London: UK researchers are embarking on a 1-million-pound study to establish the extent to which badgers are responsible for spreading tuberculosis (TB) in cattle.
By using a combination of DNA sequencing and mathematical modelling, researchers at the University of Glasgow hope the results will inform effective and scientifically-guided policies for curbing bovine TB.
Bovine TB is the most prominent disease of livestock in Britain and Ireland and is caused by the bacterium Mycobacterium bovis.
Several measures exist for controlling the disease, most controversially badger culling.
This strategy relies on the notion that badgers make the biggest contribution to the persistence and transmission of the disease.
However, the evidence is incomplete ? for example, it is not known precisely how the bacterium spreads between animals.
In order to identify the best strategy for controlling disease the science on which intervention policies are based needs to be refined.
The team led by Professor Rowland Kao in the Institute of Biodiversity, Animal Health and Comparative Medicine, will study thousands of archived samples of bacteria that have been isolated from badgers and cattle over a period of 20 years.
They will read the entire DNA of M bovis , and then analyse it using advanced mathematical and statistical models.
This groundbreaking study will take advantage of the cutting-edge sequencing technologies at Glasgow Polyomics, a flagship facility at the University of Glasgow.
This large-scale DNA study will provide unprecedented information: it will reveal an accurate map of how the bacterium moves across the landscape, providing a much deeper understanding of the mechanisms of this spread and whether it is mainly cattle or badgers that are responsible.
Affordable and rapid DNA-sequencing technologies are increasingly being used to advance our understanding of the risks to human and animal health, and inform policy to minimise those risks.

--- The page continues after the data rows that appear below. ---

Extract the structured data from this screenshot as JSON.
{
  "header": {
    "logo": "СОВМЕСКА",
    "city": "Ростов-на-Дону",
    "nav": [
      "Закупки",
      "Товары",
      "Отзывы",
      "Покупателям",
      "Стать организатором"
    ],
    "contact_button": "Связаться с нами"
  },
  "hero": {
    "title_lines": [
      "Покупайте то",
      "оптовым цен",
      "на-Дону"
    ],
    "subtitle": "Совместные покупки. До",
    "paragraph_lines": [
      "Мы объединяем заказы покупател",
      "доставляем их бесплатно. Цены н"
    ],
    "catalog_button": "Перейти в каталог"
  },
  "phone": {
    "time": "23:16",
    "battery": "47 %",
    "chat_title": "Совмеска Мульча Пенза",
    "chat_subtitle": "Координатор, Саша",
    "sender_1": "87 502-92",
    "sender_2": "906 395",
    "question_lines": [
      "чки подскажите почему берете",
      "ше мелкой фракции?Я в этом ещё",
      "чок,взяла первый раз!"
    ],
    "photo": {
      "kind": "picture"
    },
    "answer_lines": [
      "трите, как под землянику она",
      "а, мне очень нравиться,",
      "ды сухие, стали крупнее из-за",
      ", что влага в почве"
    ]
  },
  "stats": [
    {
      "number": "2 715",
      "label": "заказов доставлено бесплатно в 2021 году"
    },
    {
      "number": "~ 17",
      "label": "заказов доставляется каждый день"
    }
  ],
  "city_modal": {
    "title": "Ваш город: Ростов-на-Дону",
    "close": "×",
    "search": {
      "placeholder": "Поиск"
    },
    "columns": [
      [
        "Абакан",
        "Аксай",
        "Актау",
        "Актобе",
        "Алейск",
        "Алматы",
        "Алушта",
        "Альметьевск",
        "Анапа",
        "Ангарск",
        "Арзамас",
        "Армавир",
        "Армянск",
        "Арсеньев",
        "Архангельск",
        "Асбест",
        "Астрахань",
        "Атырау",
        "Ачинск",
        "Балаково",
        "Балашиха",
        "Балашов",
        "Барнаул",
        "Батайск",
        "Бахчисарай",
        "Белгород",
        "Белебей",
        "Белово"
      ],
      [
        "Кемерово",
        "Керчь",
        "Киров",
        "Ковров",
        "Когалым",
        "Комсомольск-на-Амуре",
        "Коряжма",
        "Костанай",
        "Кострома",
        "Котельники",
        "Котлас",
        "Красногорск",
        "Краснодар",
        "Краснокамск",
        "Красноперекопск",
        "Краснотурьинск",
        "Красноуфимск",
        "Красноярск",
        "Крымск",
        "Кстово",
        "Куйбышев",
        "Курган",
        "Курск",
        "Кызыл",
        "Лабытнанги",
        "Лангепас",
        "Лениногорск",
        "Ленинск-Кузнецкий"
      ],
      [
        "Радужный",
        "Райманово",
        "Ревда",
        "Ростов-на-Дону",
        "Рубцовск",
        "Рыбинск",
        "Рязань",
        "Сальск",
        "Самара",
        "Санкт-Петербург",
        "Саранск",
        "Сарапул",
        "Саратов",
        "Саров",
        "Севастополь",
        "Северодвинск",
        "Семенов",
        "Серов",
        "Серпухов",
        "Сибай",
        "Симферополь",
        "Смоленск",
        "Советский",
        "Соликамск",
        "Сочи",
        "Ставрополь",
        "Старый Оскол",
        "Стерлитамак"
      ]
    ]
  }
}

Professor Kao, who will work on this project with his University of Glasgow colleagues Dr Roman Biek and Dr Pawel Herzyk, said, "This study is an excellent example of the potential for new technologies to transform our understanding of epidemiology.
"The mathematical models produced for this study are important for understanding not only the transmission of bovine TB, but also the dynamics of other infectious diseases," he said.